I spent one month trekking by foot and on horseback into the heights of the Himalayas, searching for pandas at the lower elevations and Tibetan prayer flags and temple ruins up higher.  From there I rode the snow melt from the peaks of Mount Everest and surrounding mountains at the rooftop of the world down the third longest river in the world, the Yangtse, back towards Mt. Wudang. With the hiking and elevations I had experienced over that month I took this as a good sign that my body was ready to train again.  However, on my return I stopped at Chengdu in south central China, capital of Sichuan province—famous for it's spicy food—which had several large universities.  With the discovery of these universities I decided that it was time to give my speaking proficiency a boost and enroll in a one-month intensive Chinese course.

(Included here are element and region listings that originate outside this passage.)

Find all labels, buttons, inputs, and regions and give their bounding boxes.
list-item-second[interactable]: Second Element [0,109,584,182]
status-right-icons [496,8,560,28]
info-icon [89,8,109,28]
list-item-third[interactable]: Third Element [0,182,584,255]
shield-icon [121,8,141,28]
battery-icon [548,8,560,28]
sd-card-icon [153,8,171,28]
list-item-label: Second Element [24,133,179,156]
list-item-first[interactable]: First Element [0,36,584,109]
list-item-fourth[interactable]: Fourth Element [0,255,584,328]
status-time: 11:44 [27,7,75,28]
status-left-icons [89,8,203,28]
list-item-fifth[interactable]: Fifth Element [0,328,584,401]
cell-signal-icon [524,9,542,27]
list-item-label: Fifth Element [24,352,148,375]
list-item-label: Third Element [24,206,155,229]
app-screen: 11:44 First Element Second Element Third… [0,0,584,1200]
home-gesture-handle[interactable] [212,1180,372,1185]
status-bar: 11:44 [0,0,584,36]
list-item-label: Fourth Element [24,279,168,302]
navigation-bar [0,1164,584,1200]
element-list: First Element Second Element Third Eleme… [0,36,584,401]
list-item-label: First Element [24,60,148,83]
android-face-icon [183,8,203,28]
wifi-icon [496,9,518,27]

In Chengdu I met travelers from all around the world, including a fellow kinsman who had come from Australia to further his martial arts studies.  He told me about a paramilitary, martial art training camp south of Chengdu where he had been studying Nan Quan.  It sounded like the strenuous, sometimes frightening, training that I dreamed about finding in the Shaolin Temple--except this was real traditional martial arts.  He assured me I couldn’t merely show up at the training camp alone, but that I would need an introduction from a man named Li Quan, a Nan Quan master who had spent a decade training under the grandmaster who ran the school.  When I met Li Quan the two of us spoke at great length about why I wanted to train with him, and all that I had experienced in China thus far in my search to find a good teacher.  When we finished he said, "My heart is moved by your passion for kung fu, and I am very happy to train you."  After a few training sessions he invited me to move in with him so that we would have the opportunity to train much more often, saying that his biggest regret was that he would only have me for a short time and that he wanted to give me as much knowledge as he could.
At this point my finances were beginning to run low, so I was faced with the challenge of balancing my training time while teaching at an English training center.  Here I taught everything from courses in Business English to Chinese professionals all the way down to foundational English basics to 16-month year olds who could barely speak Chinese. 
This trip has been the most trying and richest growing experience of my life.  I have never known such prejudice, been so jerked around, or had so many people try to rip me off.  The stress from it all is doubtless going to take years off my life.  I can’t wait to go back.